Let’s Grow the Enthusiasm
By Liane Spaulding
President, Vermont State Branch 235
When considering the current status of pay talks for USPS EAS leaders, it’s difficult for me to imagine what goes through the minds of the negotiators. I start to wonder if we are the forgotten population of the Postal Service. But who could forget us?
Surely, our superiors know to whom all their emails and instructions are going. Surely, NAPS leaders remember for whom and what they are negotiating. So why do we feel so abandoned and forgotten? And then it hit me.
Our lives are consumed with the daily duties, worries, responsibilities, hardships, planning and critical staffing shortages with which we are faced, but I have allowed myself to forget me. We all have forgotten ourselves.
I have allowed the USPS to be all-powerful in my life and my employees to replace my family in the daily routine. And even in some of the more important times I missed being there for them—perhaps a carrier or clerk was ill or had an emergency and I didn’t miss a beat going in to work, ignoring my personal life yet again.
You won’t hear me complain much about it. Occasionally lamenting is about the furthest I go. Or maybe commiserating with someone else who also is missing out on their own life. Mostly, though, I am grateful for my postal family. I also am grateful for my postal salary and benefits. I feel proud of who I am in this company, as replaceable as I am. The fact is, though, it takes a lot to be what I am, what we are to the employees with whom we work and our managers who rely on us.
We have sat idly by while the crafts had one, two (are we on three?) contracts negotiated. We have passively allowed ourselves to be overlooked. We have many managers who are managing employees earning better salaries than they are. Where is our big payout? Where is our gold at the end of the rainbow? Where is our rainbow?

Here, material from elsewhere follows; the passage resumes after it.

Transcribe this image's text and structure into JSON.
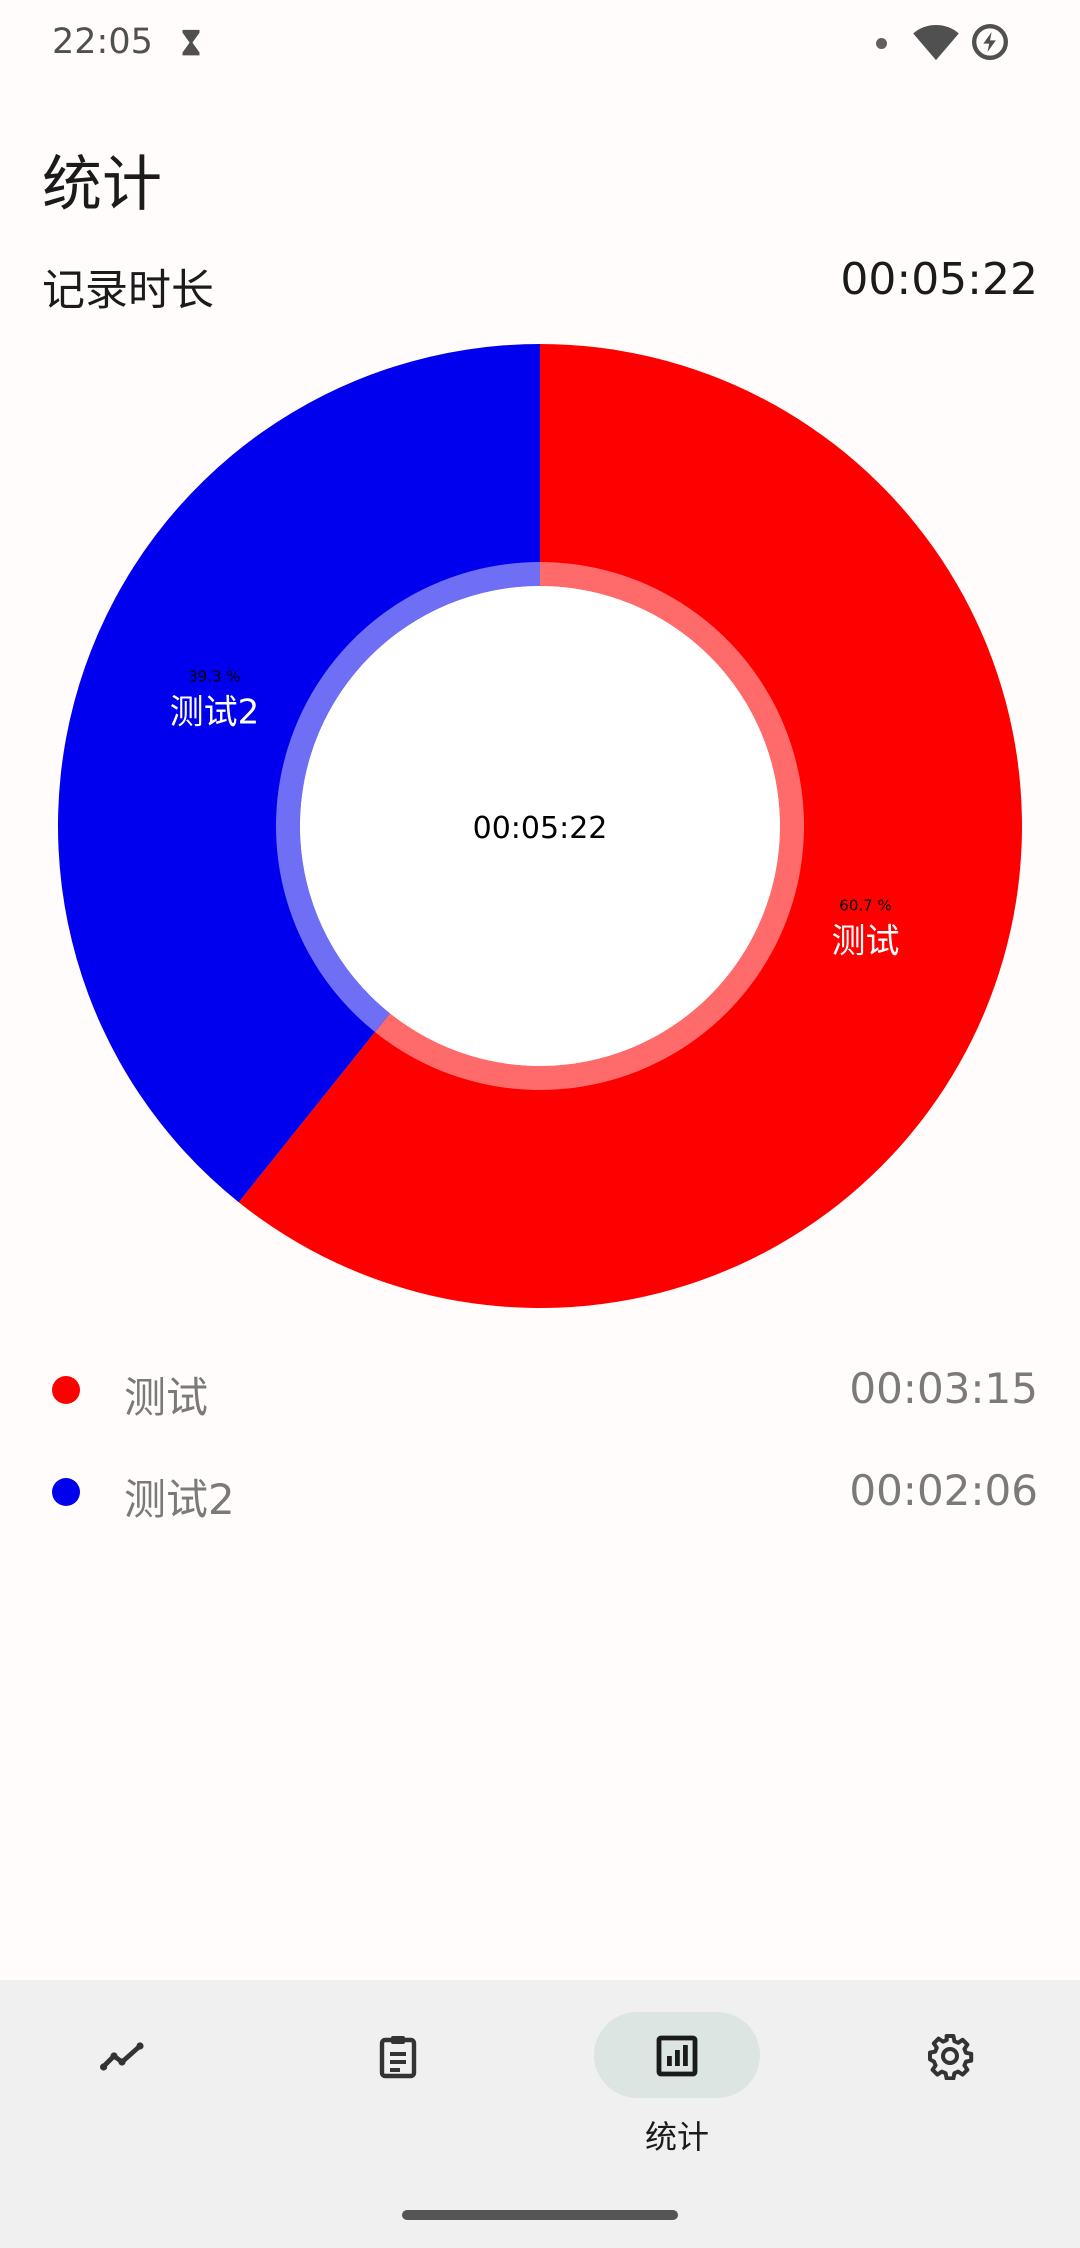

Did someone forget that, every day, we show up and play surrogate parent, confidant, guidance counselor, resource advocate, nurse, mentor, trainer, planner, coach, cheerleader and umpire all day long? Yes, someone did forget. It was me and maybe you. We forgot how to advocate for ourselves. We got tired and burned out. We lost our enthusiasm and forgot we have a mission and how important we are to NAPS.
My goal as a NAPS branch president is to reach 100 percent membership and encourage postmasters to come on board, as well. I want members to know what NAPS does and for what their dues are paying. I want to be here to help grow the enthusiasm of new and veteran leaders. We are the future of the USPS.
Communication is vital to calling attention to our issues and realities in order to get the support we need to continue building the success of the company to which we have given our life. As leaders, we naturally are inclined to give more than we take back, but we deserve more from our pay packages and we deserve more from each other, as well as ourselves.
Today, I want you to think about how excited you were when you got this job and then how excited you were about becoming a leader. I want to congratulate you for rising up and moving forward in what I consider a new USPS.
A lot of things are changing in this company. With those changes, we need to change. We need to evolve and uplift our peers. We need to demand better pay for the invaluable work we do. NAPS leadership only can go so far without the engagement and support of its members. Get excited, get enthusiastic!